Kesulitan utama datang dari kapal yang tersedia dalam jumlah terbatas. Beberapa bahkan dalam kondisi rusak setelah menempuh perjalanan sebelumnya ke Gaza. Akibatnya, relawan harus menunggu giliran tanpa kepastian kapan bisa berangkat.
"Kapal-kapal di Tunisia memang banyak yang dalam keadaan dan kondisi tidak siap. Jadi banyak yang masih rusak. Jadi harus diservice dan dibetulin karena perjalanan ke Gaza. Itu melalui laut Mediterranean yang cukup ganas juga. Jadi kalau kapalnya gak siap lebih baik memutuskan gak pergi. It's a good decision," jelas Wanda.
Selain itu, tantangan tidak hanya soal kesiapan kapal. Situasi keamanan di Gaza yang terus berubah membuat pencarian kapal semakin sulit.
"Gak gampang mencari kapal yang mau ke Gaza. Artinya apa? Ini kita belum bicara jiwa nih, kita baru bicara kapal aja. Gak gampang mencari kapal ke Gaza untuk disewa. Untuk disewa udah gak mungkin. Karena risiko kapal ke Gaza akan menghadapi senjata-senjata tercanggih dari Amerika," tambahnya.
Karena kendala yang begitu berat, sebagian besar relawan akhirnya memutuskan pulang ke negara masing-masing. Termasuk delegasi dari Indonesia yang tak lagi mampu bertahan dengan keterbatasan waktu dan biaya.

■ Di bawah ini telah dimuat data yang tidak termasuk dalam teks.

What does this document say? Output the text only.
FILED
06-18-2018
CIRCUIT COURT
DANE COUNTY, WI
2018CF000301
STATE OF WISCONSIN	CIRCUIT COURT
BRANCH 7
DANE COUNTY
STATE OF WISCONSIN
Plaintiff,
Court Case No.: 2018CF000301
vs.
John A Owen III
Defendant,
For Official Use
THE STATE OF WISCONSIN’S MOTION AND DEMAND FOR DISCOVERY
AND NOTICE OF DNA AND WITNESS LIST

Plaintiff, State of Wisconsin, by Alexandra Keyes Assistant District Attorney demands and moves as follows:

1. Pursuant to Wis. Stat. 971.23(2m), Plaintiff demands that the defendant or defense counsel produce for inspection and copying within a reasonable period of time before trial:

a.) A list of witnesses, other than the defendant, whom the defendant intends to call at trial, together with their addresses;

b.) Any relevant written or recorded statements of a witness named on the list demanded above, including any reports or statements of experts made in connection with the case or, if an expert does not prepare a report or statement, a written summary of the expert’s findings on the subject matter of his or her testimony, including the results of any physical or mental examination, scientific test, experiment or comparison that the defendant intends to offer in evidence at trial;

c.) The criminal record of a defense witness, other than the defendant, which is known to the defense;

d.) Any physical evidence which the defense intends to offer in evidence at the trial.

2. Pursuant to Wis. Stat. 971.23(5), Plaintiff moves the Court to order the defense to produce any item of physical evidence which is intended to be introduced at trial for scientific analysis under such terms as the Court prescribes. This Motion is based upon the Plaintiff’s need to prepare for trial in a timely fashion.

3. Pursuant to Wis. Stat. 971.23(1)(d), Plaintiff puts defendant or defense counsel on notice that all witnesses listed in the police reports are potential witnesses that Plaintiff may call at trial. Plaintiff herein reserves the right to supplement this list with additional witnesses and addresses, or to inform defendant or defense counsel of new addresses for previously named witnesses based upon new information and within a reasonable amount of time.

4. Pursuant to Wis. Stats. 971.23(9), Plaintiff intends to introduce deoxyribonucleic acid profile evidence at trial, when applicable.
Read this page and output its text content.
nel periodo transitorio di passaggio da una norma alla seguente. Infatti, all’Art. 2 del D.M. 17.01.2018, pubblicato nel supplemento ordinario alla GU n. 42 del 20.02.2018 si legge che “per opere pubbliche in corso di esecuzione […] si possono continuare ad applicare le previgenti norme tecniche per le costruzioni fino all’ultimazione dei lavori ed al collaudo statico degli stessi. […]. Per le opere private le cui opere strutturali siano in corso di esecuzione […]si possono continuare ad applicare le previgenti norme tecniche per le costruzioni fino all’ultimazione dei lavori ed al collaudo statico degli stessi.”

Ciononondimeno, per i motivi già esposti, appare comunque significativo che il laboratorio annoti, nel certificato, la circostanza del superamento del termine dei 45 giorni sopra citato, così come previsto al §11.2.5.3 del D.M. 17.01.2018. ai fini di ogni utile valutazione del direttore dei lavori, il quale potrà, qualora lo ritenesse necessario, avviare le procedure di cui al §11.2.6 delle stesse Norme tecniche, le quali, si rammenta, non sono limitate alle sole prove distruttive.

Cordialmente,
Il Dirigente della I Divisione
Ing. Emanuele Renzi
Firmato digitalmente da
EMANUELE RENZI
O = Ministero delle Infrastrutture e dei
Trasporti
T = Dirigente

"Banyak delegasi yang sudah kembali pulang ke tanah air, termasuk juga delegasi dari Indonesia. Dan gak cuma dari Indonesia yang kembali pulang ke tanah air, banyak banget delegasi dari Perancis, dari South Africa, dari Jerman, dari seluruh dunia. Hampir semuanya sudah kembali pulang ke negara masing-masing. Pertanyaannya, kenapa mereka kembali pulang? Karena teman-teman dalam hal ini saya harapkan bisa berhusnuzon ya, berprasangka baik. Karena terus terang kendala yang ada di sini berat banget. Susah banget memang kita untuk bertahan," terangnya.

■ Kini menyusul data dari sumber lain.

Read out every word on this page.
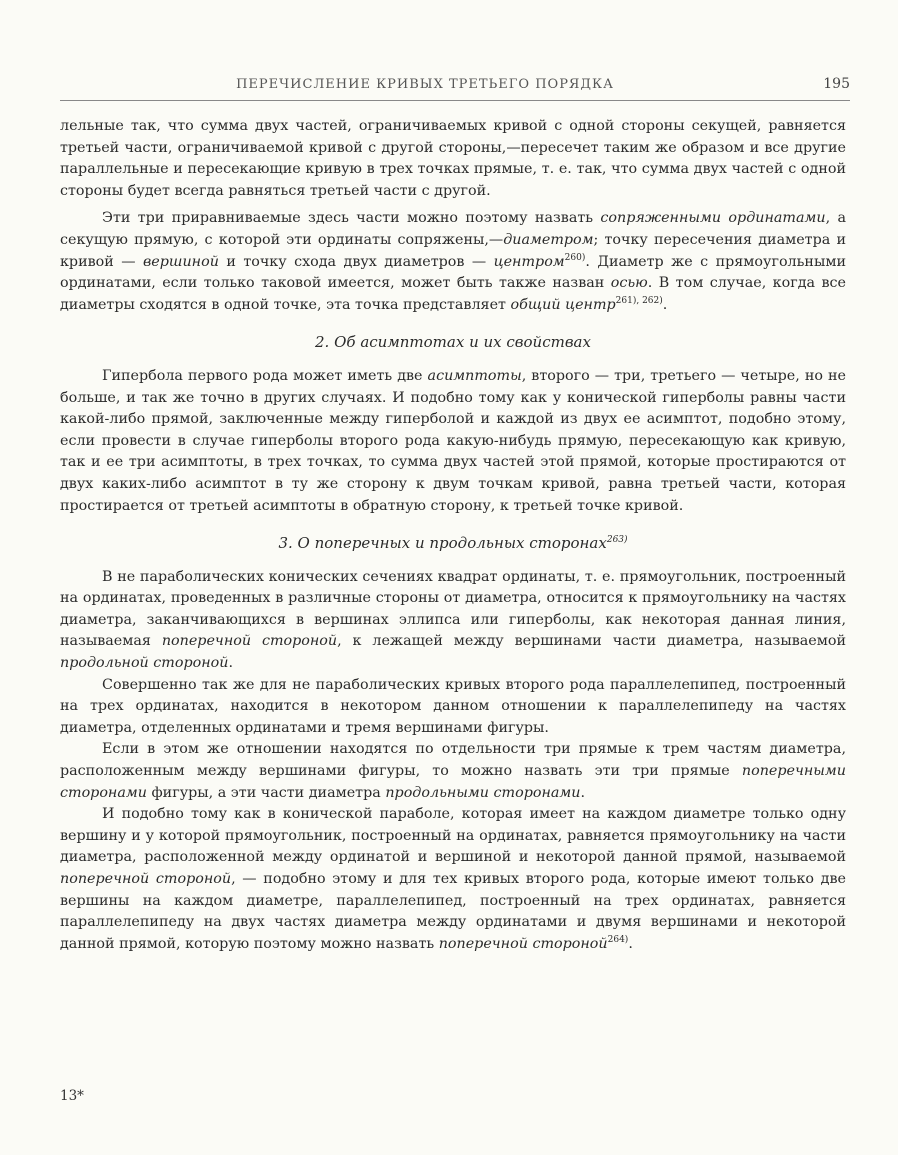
ПЕРЕЧИСЛЕНИЕ КРИВЫХ ТРЕТЬЕГО ПОРЯДКА	195

лельные так, что сумма двух частей, ограничиваемых кривой с одной стороны секущей, равняется третьей части, ограничиваемой кривой с другой стороны,—пересечет таким же образом и все другие параллельные и пересекающие кривую в трех точках прямые, т. е. так, что сумма двух частей с одной стороны будет всегда равняться третьей части с другой.

Эти три приравниваемые здесь части можно поэтому назвать сопряженными ординатами, а секущую прямую, с которой эти ординаты сопряжены,—диаметром; точку пересечения диаметра и кривой — вершиной и точку схода двух диаметров — центром$^{260)}$. Диаметр же с прямоугольными ординатами, если только таковой имеется, может быть также назван осью. В том случае, когда все диаметры сходятся в одной точке, эта точка представляет общий центр$^{261), 262)}$.

2. Об асимптотах и их свойствах

Гипербола первого рода может иметь две асимптоты, второго — три, третьего — четыре, но не больше, и так же точно в других случаях. И подобно тому как у конической гиперболы равны части какой-либо прямой, заключенные между гиперболой и каждой из двух ее асимптот, подобно этому, если провести в случае гиперболы второго рода какую-нибудь прямую, пересекающую как кривую, так и ее три асимптоты, в трех точках, то сумма двух частей этой прямой, которые простираются от двух каких-либо асимптот в ту же сторону к двум точкам кривой, равна третьей части, которая простирается от третьей асимптоты в обратную сторону, к третьей точке кривой.

3. О поперечных и продольных сторонах$^{263)}$

В не параболических конических сечениях квадрат ординаты, т. е. прямоугольник, построенный на ординатах, проведенных в различные стороны от диаметра, относится к прямоугольнику на частях диаметра, заканчивающихся в вершинах эллипса или гиперболы, как некоторая данная линия, называемая поперечной стороной, к лежащей между вершинами части диаметра, называемой продольной стороной.

Совершенно так же для не параболических кривых второго рода параллелепипед, построенный на трех ординатах, находится в некотором данном отношении к параллелепипеду на частях диаметра, отделенных ординатами и тремя вершинами фигуры.

Если в этом же отношении находятся по отдельности три прямые к трем частям диаметра, расположенным между вершинами фигуры, то можно назвать эти три прямые поперечными сторонами фигуры, а эти части диаметра продольными сторонами.

И подобно тому как в конической параболе, которая имеет на каждом диаметре только одну вершину и у которой прямоугольник, построенный на ординатах, равняется прямоугольнику на части диаметра, расположенной между ординатой и вершиной и некоторой данной прямой, называемой поперечной стороной, — подобно этому и для тех кривых второго рода, которые имеют только две вершины на каждом диаметре, параллелепипед, построенный на трех ординатах, равняется параллелепипеду на двух частях диаметра между ординатами и двумя вершинами и некоторой данной прямой, которую поэтому можно назвать поперечной стороной$^{264)}$.

13*
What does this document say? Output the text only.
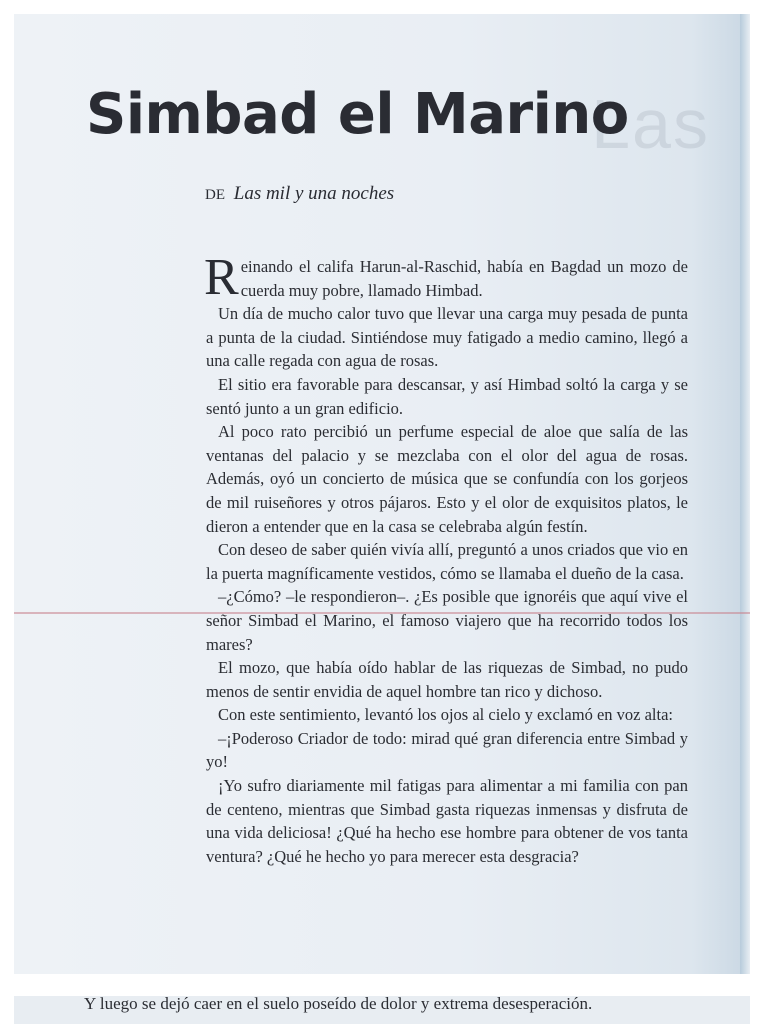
Las
Simbad el Marino
DE Las mil y una noches

Reinando el califa Harun-al-Raschid, había en Bagdad un mozo de cuerda muy pobre, llamado Himbad.

Un día de mucho calor tuvo que llevar una carga muy pesada de punta a punta de la ciudad. Sintiéndose muy fatigado a medio camino, llegó a una calle regada con agua de rosas.

El sitio era favorable para descansar, y así Himbad soltó la carga y se sentó junto a un gran edificio.

Al poco rato percibió un perfume especial de aloe que salía de las ventanas del palacio y se mezclaba con el olor del agua de rosas. Además, oyó un concierto de música que se confundía con los gorjeos de mil ruiseñores y otros pájaros. Esto y el olor de exquisitos platos, le dieron a entender que en la casa se celebraba algún festín.

Con deseo de saber quién vivía allí, preguntó a unos criados que vio en la puerta magníficamente vestidos, cómo se llamaba el dueño de la casa.

–¿Cómo? –le respondieron–. ¿Es posible que ignoréis que aquí vive el señor Simbad el Marino, el famoso viajero que ha recorrido todos los mares?

El mozo, que había oído hablar de las riquezas de Simbad, no pudo menos de sentir envidia de aquel hombre tan rico y dichoso.

Con este sentimiento, levantó los ojos al cielo y exclamó en voz alta:

–¡Poderoso Criador de todo: mirad qué gran diferencia entre Simbad y yo!

¡Yo sufro diariamente mil fatigas para alimentar a mi familia con pan de centeno, mientras que Simbad gasta riquezas inmensas y disfruta de una vida deliciosa! ¿Qué ha hecho ese hombre para obtener de vos tanta ventura? ¿Qué he hecho yo para merecer esta desgracia?

Y luego se dejó caer en el suelo poseído de dolor y extrema desesperación.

Melalui akun Instagram pribadinya, Wanda juga menyampaikan pesan kepada publik. Ia berharap masyarakat tidak mencemooh atau meremehkan relawan yang terpaksa pulang sebelum mencapai Gaza.

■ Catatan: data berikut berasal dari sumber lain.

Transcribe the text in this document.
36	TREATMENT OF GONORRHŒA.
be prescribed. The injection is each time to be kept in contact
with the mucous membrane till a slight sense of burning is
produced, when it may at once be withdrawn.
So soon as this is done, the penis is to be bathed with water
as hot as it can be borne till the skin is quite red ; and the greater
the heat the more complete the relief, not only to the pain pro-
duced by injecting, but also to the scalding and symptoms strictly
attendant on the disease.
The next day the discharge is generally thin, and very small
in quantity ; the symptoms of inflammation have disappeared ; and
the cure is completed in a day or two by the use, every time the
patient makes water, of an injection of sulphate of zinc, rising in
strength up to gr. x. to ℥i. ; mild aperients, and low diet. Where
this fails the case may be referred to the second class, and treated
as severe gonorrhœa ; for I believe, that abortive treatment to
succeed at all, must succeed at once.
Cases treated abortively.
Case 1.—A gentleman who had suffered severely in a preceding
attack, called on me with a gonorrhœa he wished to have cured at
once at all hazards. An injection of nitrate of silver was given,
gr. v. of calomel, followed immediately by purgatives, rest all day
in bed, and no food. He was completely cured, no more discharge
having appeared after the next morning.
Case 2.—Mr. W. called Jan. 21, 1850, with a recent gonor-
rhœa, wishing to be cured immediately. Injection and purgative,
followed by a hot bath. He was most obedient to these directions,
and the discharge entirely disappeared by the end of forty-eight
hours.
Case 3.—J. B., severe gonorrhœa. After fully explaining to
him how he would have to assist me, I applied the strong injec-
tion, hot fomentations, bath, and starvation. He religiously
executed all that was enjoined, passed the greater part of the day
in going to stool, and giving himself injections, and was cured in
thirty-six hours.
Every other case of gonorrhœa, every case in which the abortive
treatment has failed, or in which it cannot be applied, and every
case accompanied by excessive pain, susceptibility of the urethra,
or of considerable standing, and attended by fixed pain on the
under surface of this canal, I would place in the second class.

"Saya ingin teman-teman tidak meremehkan atau tidak mencemooh delegasi yang pulang. Karena kalian gak tahu betapa beratnya perjalanan menuju Gaza. Belum juga menuju Gaza, baru di Tunisia, ini udah berat banget. Dan kalian gak memahami betapa beratnya perjalanan ini. Jadi mohon, mohon banget, untuk tidak mencemooh kepulangan delegasi Indonesia yang udah berani mati untuk Palestina. Bukan cuma untuk Palestina, untuk bertahan dengan kemanusiaan, untuk bertahan dengan kebenaran," ucapnya.
Meski situasi tidak menentu, Wanda tetap berusaha hingga detik terakhir untuk bisa ikut berlayar menuju Gaza. Ia bahkan menyebut beberapa kapal yang berpotensi ditumpangi.
"Pokoknya hari ini hari terakhir saya mencoba untuk masuk kapal yang akan ke Gaza, Insya Allah. Doain hari ini berangkat, Kapal Alma. Terus tadi sejam yang lalu saya ditelepon berangkat, Kapal Yemen. Dan Insya Allah besok, maunya naik kapal Kaiser. Mudah-mudahan, Insya Allah doain saya masuk kapal Kaiser. Kalau tidak pun ya gak apa-apa. Berarti memang saya harus kembali ke Indonesia. Dan tentunya gak berhenti berjuang," tuturnya.
Bagi Wanda, apapun hasilnya, misi kemanusiaan tidak akan berhenti. Sekalipun langkah menuju Gaza terhenti di pelabuhan Tunisia, semangat membela kemanusiaan dan kebenaran akan terus ia bawa pulang ke Tanah Air.